Texte présenté au Blues-Sphère le 3 mai 2024 dans le cadre des soirées « Laisser dire » avec pour thème : « Nuages »
Tout commença le 5 juin 2024, dans le ciel du Nevada, au-dessus de la base militaire Zone 51, un site ultrasecret au cœur d’histoires légendaires liées aux théories des ovnis.
Ce matin-là, le sergent Crowns et son peloton furent les premiers à découvrir que la forme des nuages avait changé. Leur structure vaporeuse avait fait place à de grands parallélépipèdes rectangulaires, des sortes d’énormes containers à la fois compacts et éthérés.
Très vite, l’état d’alerte fut instauré. La majorité des chasseurs intercepteurs prirent l’air. Mais une fois dans le ciel, les pilotes furent complètement désorientés par l’apparence des nuées. Craignant d’emboutir des objets solides, par réflexe, ils réalisaient de dangereuses circonvolutions. Et lorsqu’ils les traversaient, leurs réacteurs subissaient de fortes baisses de régime qui les menaient à la limite du décrochage. Dès 10h30, l’espace aérien fut fermé au-dessus du Nevada puis, le phénomène se propageant, à l’ensemble des États-Unis et ensuite au reste du monde.

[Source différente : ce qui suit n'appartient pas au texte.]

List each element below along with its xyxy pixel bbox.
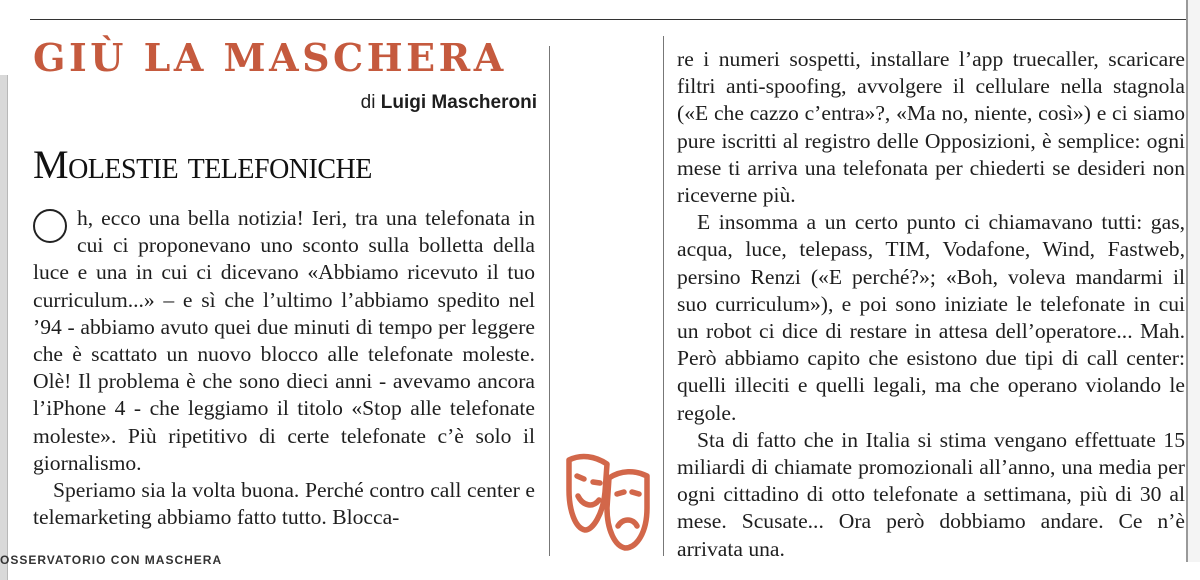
page-edge-right [1186, 0, 1200, 562]
byline-prefix: di [360, 92, 376, 113]
page-footer: OSSERVATORIO CON MASCHERA [0, 554, 223, 566]
article-column-left [33, 205, 535, 531]
column-divider [663, 36, 664, 556]
article-paragraph: Sta di fatto che in Italia si stima vengano effettuate 15 miliardi di chiamate promozionali all’anno, una media per ogni cittadino di otto telefonate a settimana, più di 30 al mese. Scusate... Ora però dobbiamo andare. Ce n’è arrivata una. [677, 427, 1185, 561]
dropcap-letter-o [33, 209, 67, 243]
byline [361, 91, 537, 115]
paragraph-text: h, ecco una bella notizia! Ieri, tra una telefonata in cui ci proponevano uno sconto sulla bolletta della luce e una in cui ci dicevano «Abbiamo ricevuto il tuo curriculum...» – e sì che l’ultimo l’abbiamo spedito nel ’94 - abbiamo avuto quei due minuti di tempo per leggere che è scattato un nuovo blocco alle telefonate moleste. Olè! Il problema è che sono dieci anni - avevamo ancora l’iPhone 4 - che leggiamo il titolo «Stop alle telefonate moleste». Più ripetitivo di certe telefonate c’è solo il giornalismo. [33, 206, 535, 475]
column-divider [549, 46, 550, 556]
top-rule [30, 19, 1186, 20]
article-paragraph: Speriamo sia la volta buona. Perché contro call center e telemarketing abbiamo fatto tutto. Blocca- [33, 478, 535, 530]
author-name: Luigi Mascheroni [380, 92, 537, 113]
column-rubric: GIÙ LA MASCHERA [33, 35, 507, 80]
theater-masks-icon [563, 448, 651, 552]
article-headline: Molestie telefoniche [33, 142, 372, 187]
article-paragraph [33, 205, 535, 477]
article-paragraph: re i numeri sospetti, installare l’app truecaller, scaricare filtri anti-spoofing, avvolgere il cellulare nella stagnola («E che cazzo c’entra»?, «Ma no, niente, così») e ci siamo pure iscritti al registro delle Opposizioni, è semplice: ogni mese ti arriva una telefonata per chiederti se desideri non riceverne più. [677, 47, 1185, 208]
page-edge-left [0, 75, 8, 580]
article-paragraph: E insomma a un certo punto ci chiamavano tutti: gas, acqua, luce, telepass, TIM, Vodafone, Wind, Fastweb, persino Renzi («E perché?»; «Boh, voleva mandarmi il suo curriculum»), e poi sono iniziate le telefonate in cui un robot ci dice di restare in attesa dell’operatore... Mah. Però abbiamo capito che esistono due tipi di call center: quelli illeciti e quelli legali, ma che operano violando le regole. [677, 210, 1185, 425]
article-column-right [677, 46, 1185, 563]
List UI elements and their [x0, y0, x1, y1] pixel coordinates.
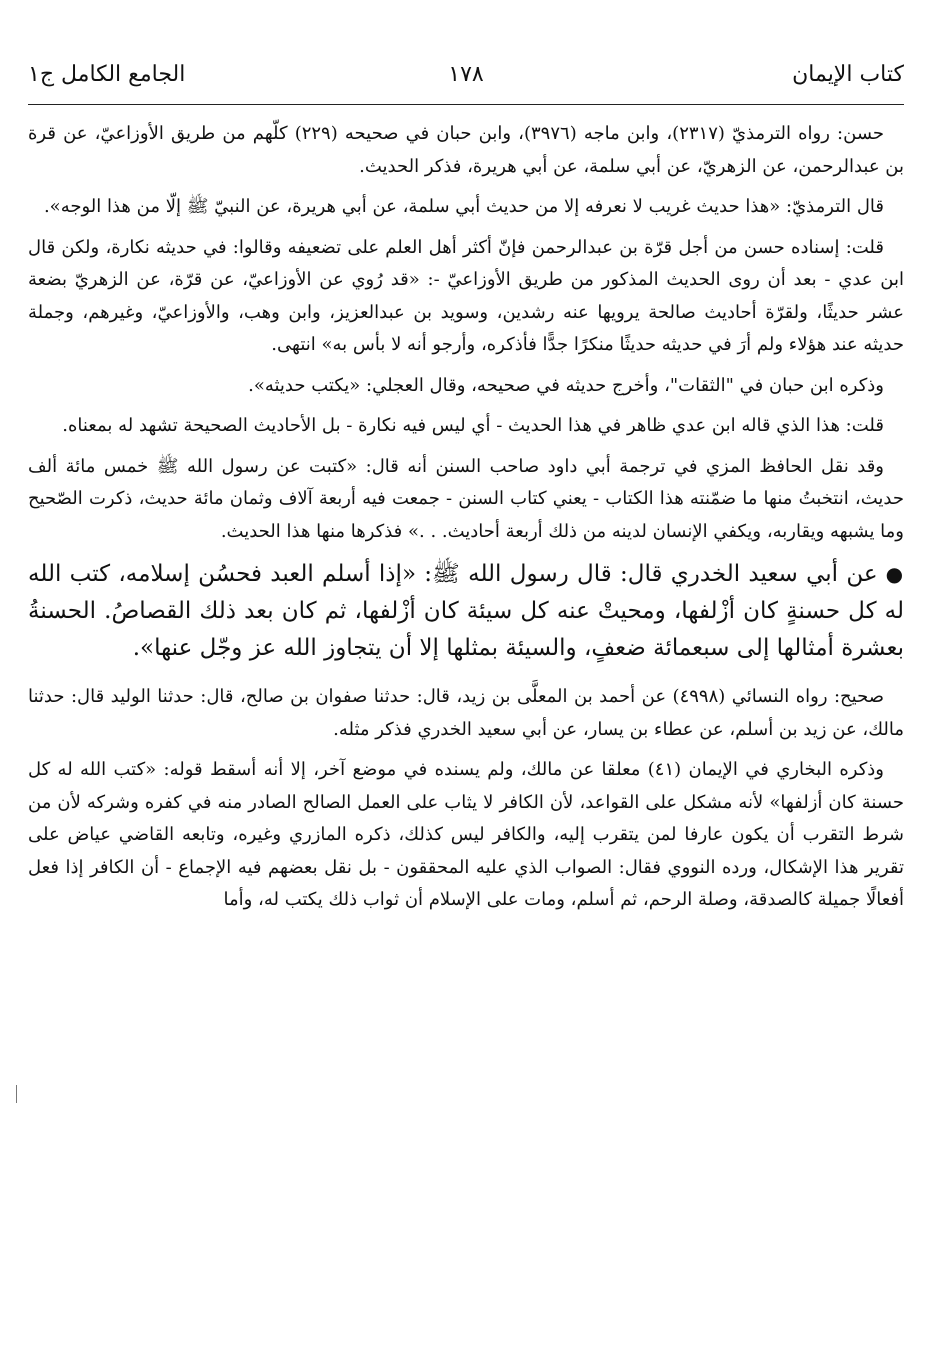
- paragraph-bukhari-note: وذكره البخاري في الإيمان (٤١) معلقا عن مالك، ولم يسنده في موضع آخر، إلا أنه أسقط قوله: «كتب الله له كل حسنة كان أزلفها» لأنه مشكل على القواعد، لأن الكافر لا يثاب على العمل الصالح الصادر منه في كفره وشركه لأن من شرط التقرب أن يكون عارفا لمن يتقرب إليه، والكافر ليس كذلك، ذكره المازري وغيره، وتابعه القاضي عياض على تقرير هذا الإشكال، ورده النووي فقال: الصواب الذي عليه المحققون - بل نقل بعضهم فيه الإجماع - أن الكافر إذا فعل أفعالًا جميلة كالصدقة، وصلة الرحم، ثم أسلم، ومات على الإسلام أن ثواب ذلك يكتب له، وأما: [28, 759, 904, 910]
- chapter-title: كتاب الإيمان: [792, 62, 904, 87]
- paragraph-takhrij-tirmidhi: حسن: رواه الترمذيّ (٢٣١٧)، وابن ماجه (٣٩٧٦)، وابن حبان في صحيحه (٢٢٩) كلّهم من طريق الأوزاعيّ، عن قرة بن عبدالرحمن، عن الزهريّ، عن أبي سلمة، عن أبي هريرة، فذكر الحديث.: [28, 123, 904, 177]
- main-text: [28, 118, 904, 925]
- page-number: ١٧٨: [448, 62, 484, 87]
- header-divider: [28, 104, 904, 105]
- paragraph-isnad-note: قلت: إسناده حسن من أجل قرّة بن عبدالرحمن فإنّ أكثر أهل العلم على تضعيفه وقالوا: في حديثه نكارة، ولكن قال ابن عدي - بعد أن روى الحديث المذكور من طريق الأوزاعيّ -: «قد رُوي عن الأوزاعيّ، عن قرّة، عن الزهريّ بضعة عشر حديثًا، ولقرّة أحاديث صالحة يرويها عنه رشدين، وسويد بن عبدالعزيز، وابن وهب، والأوزاعيّ، وغيرهم، وجملة حديثه عند هؤلاء ولم أرَ في حديثه حديثًا منكرًا جدًّا فأذكره، وأرجو أنه لا بأس به» انتهى.: [28, 236, 904, 355]
- hadith-text: [28, 556, 904, 667]
- page-header: [28, 60, 904, 94]
- book-title: الجامع الكامل ج١: [28, 62, 186, 87]
- hadith-body: عن أبي سعيد الخدري قال: قال رسول الله ﷺ: «إذا أسلم العبد فحسُن إسلامه، كتب الله له كل حسنةٍ كان أزْلفها، ومحيتْ عنه كل سيئة كان أزْلفها، ثم كان بعد ذلك القصاصُ. الحسنةُ بعشرة أمثالها إلى سبعمائة ضعفٍ، والسيئة بمثلها إلا أن يتجاوز الله عز وجّل عنها».: [28, 561, 904, 661]
- paragraph-abu-dawud: وقد نقل الحافظ المزي في ترجمة أبي داود صاحب السنن أنه قال: «كتبت عن رسول الله ﷺ خمس مائة ألف حديث، انتخبتُ منها ما ضمّنته هذا الكتاب - يعني كتاب السنن - جمعت فيه أربعة آلاف وثمان مائة حديث، ذكرت الصّحيح وما يشبهه ويقاربه، ويكفي الإنسان لدينه من ذلك أربعة أحاديث. . .» فذكرها منها هذا الحديث.: [28, 455, 904, 542]
- paragraph-tirmidhi-comment: قال الترمذيّ: «هذا حديث غريب لا نعرفه إلا من حديث أبي سلمة، عن أبي هريرة، عن النبيّ ﷺ إلّا من هذا الوجه».: [43, 196, 884, 217]
- paragraph-takhrij-nasai: صحيح: رواه النسائي (٤٩٩٨) عن أحمد بن المعلَّى بن زيد، قال: حدثنا صفوان بن صالح، قال: حدثنا الوليد قال: حدثنا مالك، عن زيد بن أسلم، عن عطاء بن يسار، عن أبي سعيد الخدري فذكر مثله.: [28, 686, 904, 740]
- bullet-icon: ●: [885, 562, 904, 586]
- paragraph-ibn-hibban: وذكره ابن حبان في "الثقات"، وأخرج حديثه في صحيحه، وقال العجلي: «يكتب حديثه».: [248, 374, 884, 396]
- margin-mark: [16, 1085, 17, 1103]
- paragraph-ibn-adi: قلت: هذا الذي قاله ابن عدي ظاهر في هذا الحديث - أي ليس فيه نكارة - بل الأحاديث الصحيحة تشهد له بمعناه.: [62, 415, 884, 436]
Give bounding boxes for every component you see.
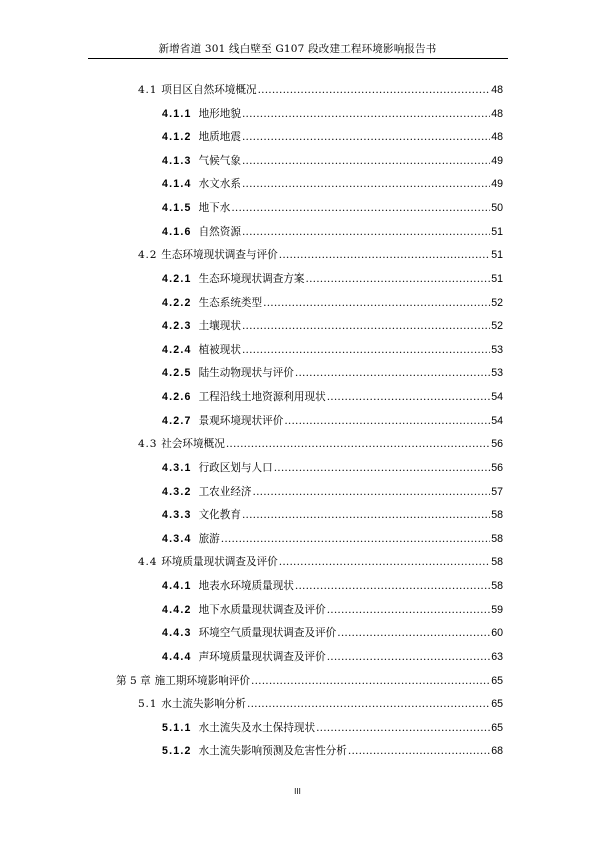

Les scientifiques ne pouvaient que s’interroger face à ce phénomène inédit. Bien sûr, au vu du lieu, la première piste explorée fut celle d’ovnis mais les ufologues eux-mêmes n’y croyaient guère. Aucune trace radar n’avait été enregistrée.
Certains climatologues évoquèrent alors une expérience de création de nuages de pluie dans le golfe persique, expérience qui aurait mal tourné.
Les défenseurs de la planète y voyaient bien entendu un énième signe du changement climatique et de ses effets dévastateurs sur notre univers.
Les autorités militaires rejetaient la faute sur une nation ennemie qui avait joué les apprentis sorciers en essayant de développer un bouclier nuageux pour protéger son espace aérien. On évoquait bien sûr la Corée du Nord, la Chine ou la Russie. Mais rien n’excluait qu’un pays occidental se soit livré à une telle pratique. Nul ne pouvait étayer ces possibilités par des preuves irréfutables.
Évidemment, comme lors de toute crise, les plateaux de télévision furent envahis par des experts qui faisaient montre de théories paraissant tantôt sensées, tantôt saugrenues. Pour la majorité de ceux-ci, seule comptait vraiment la vanité d’être consulté durant cette période troublée. Il s’ensuivit des inévitables combats d’ego entre des protagonistes baignés par leurs propres certitudes alors que personne n’était à même de mettre en avant une explication plausible et rationnelle.
Personne, à l’exception bien sûr de celui qui avait été à la manœuvre pour transformer ainsi la face de notre monde. Son nom : Little Wolf, un célèbre chaman washo. D’un naturel facétieux, le vieil indien riait sous cape du chaos qu’il avait engendré. Avec l’aide des esprits de la nature, il avait mobilisé toute sa puissance mentale pour modifier notre perception du monde.
Le plus drôle est qu’il fut interrogé par une chaîne de télévision locale sans que quiconque se doutât que c’était lui l’instigateur de ce désordre planétaire.
Lors de son interview, Little Wolf déclara que, selon lui, les forces de la nature voulaient avec humour prendre une revanche sur la maltraitance dont elles étaient victimes de la part des hommes.
« Voyez-vous, l’homme a perdu tout contact avec ses origines, avec l’eau, la terre, les animaux, les minéraux et végétaux. Nombreux sont les êtres humains habités uniquement par leur mental et leur rationalité, leur désir de pouvoir et de possession, leur dogmatisme. Quantités d’écologistes bobo n’échappent pas à ces biais, n’existant qu’au travers de la cause qu’ils défendent, sans connexion vraie avec le monde qui les entoure. Alors la nature se rit d’eux en prenant la forme de leurs pensées. Des pensées limitées, enfermées dans des prisons cérébrales comme ces parallélépipèdes qui désormais occupent le ciel. »
Lorsqu’on lui demanda quelle solution adopter pour enrayer ce phénomène, il déclara que ceux qui vivraient sur leur petit nuage seraient épargnés tandis que les autres devraient chercher refuge vers d’autres cieux.
Nombreux furent ceux qui se gaussèrent de tels propos. Ils moururent rapidement, dévorés par leurs certitudes, rejoignant un néant peuplé d’illusions.
Quant à ceux qui en comprirent la portée, en choisissant de vivre sur un petit nuage, proche des esprits de la nature, le ciel leur réapparut dans sa splendeur passée.